After running the code,we need to ask question if we get  very similar to closest question found then the result will be **YES**. Or else result show **NO**

In [None]:
ask_question('When Abraham Lincoln started his political career')

Your question: When Abraham Lincoln started his political career
Closest question found: Abraham Lincoln When did Lincoln begin his political career?
Similarity: 87.84%
Answer: 1832


In [None]:
ask_question(' Was Abraham Lincoln the sixteenth President of the United States?')

Your question:  Was Abraham Lincoln the sixteenth President of the United States?
Closest question found: Abraham Lincoln Was Abraham Lincoln the sixteenth President of the United States?
Similarity: 94.43%
Answer: yes


In [None]:
ask_question('Can whales fly')

Your question: Can whales fly
Closest question found: Otter Do sea otters have a layer of fat like whales?
Similarity: 29.17%
Answer: No


In [None]:
ask_question('Who was the third president of the United States')

Your question: Who was the third president of the United States
Closest question found: Calvin Coolidge Was Coolidge the thirteenth President of the United States?
Similarity: 49.61%
Answer: No


# **Scope of project**

A. The topic model should be able to identify/extract important topics.

B. The topic model would be built on the corpus of Data Science documents.

C. The topic model should yield the most relevant and stable topics measured through the
perplexity score.

D. Once the relevant documents have been retrieved, the extractive question answering
model would generate the answer for the question.

E. The entire dual-model pipeline would be deployed in AWS/GCP/Azure

F. The dual-model pipeline must be accessible via a web application(Streamlit) for demo
purpose.

## **CONCLUSION**

In this project I concluded that Automated Question Answering aims at delivering concise information that contains answers to user questions.
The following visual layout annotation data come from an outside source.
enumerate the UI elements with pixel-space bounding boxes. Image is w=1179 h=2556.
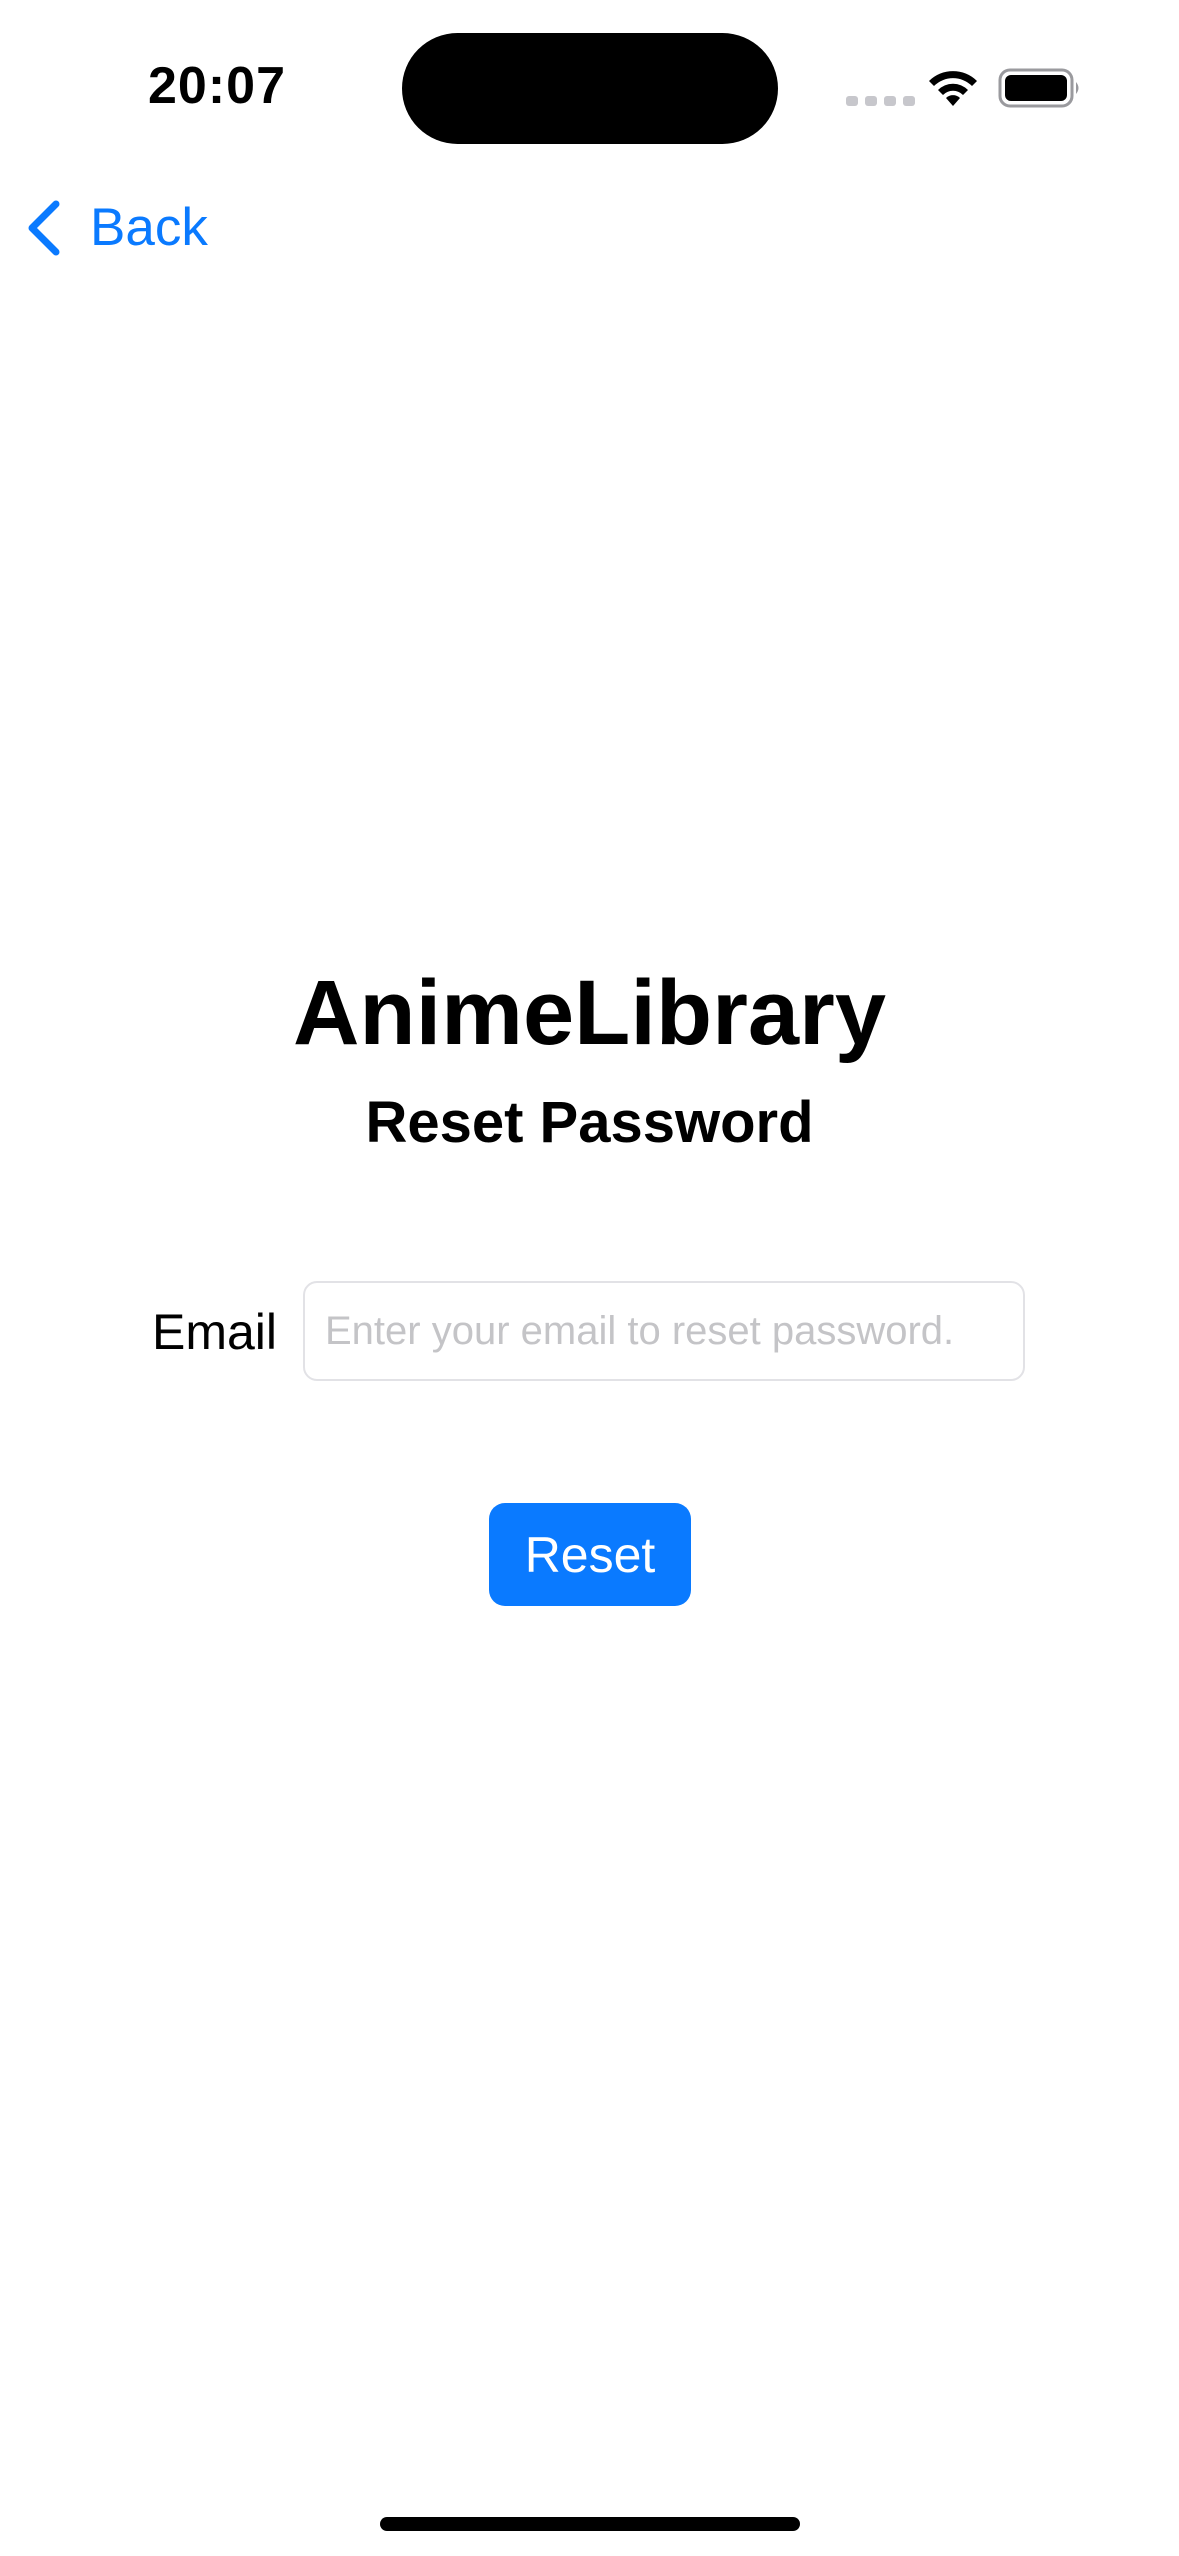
page-subtitle: Reset Password xyxy=(365,1090,814,1155)
app-title: AnimeLibrary xyxy=(292,962,887,1064)
wifi-icon xyxy=(929,71,977,106)
back-label: Back xyxy=(90,198,208,257)
battery-icon xyxy=(998,68,1079,108)
dynamic-island xyxy=(402,33,778,144)
home-indicator[interactable] xyxy=(380,2517,800,2531)
back-button[interactable]: Back xyxy=(24,196,208,260)
email-label: Email xyxy=(152,1304,278,1360)
email-input[interactable] xyxy=(303,1281,1025,1381)
cellular-signal-icon xyxy=(846,96,915,106)
reset-button[interactable]: Reset xyxy=(489,1503,691,1606)
chevron-left-icon xyxy=(28,200,60,256)
status-time: 20:07 xyxy=(148,57,286,115)
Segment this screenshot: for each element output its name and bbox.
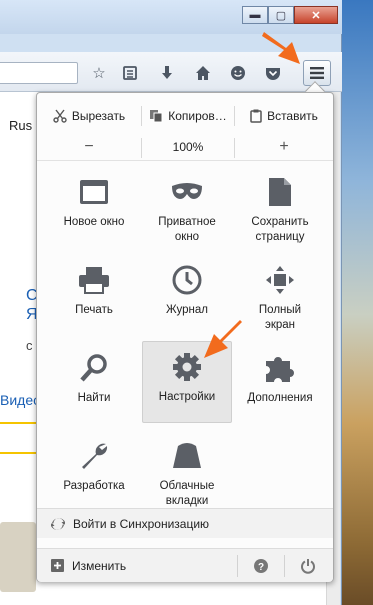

We will solve the challenge by applying deeplearning algorithms to textual data. This approach can be applied for real business cases as a part of Question answering/user support system. If you are building a question-answering system and use
NLP engine, like Rasa NLU, Dialog flow, Luis, this NLP engine can answer predefined questions.However, if there is no predefined intent, you can call this automatic Q&A system to search in documents and return the answer. Continuous learning can be organized by getting feedback from users. For now, the quality of this model can’t outperform people, but it is really close to it (70–80%) depending on a dataset. Every month the quality of such models increases. It means that in the very near future such models may answer questions with the same accuracy as humans, but much faster.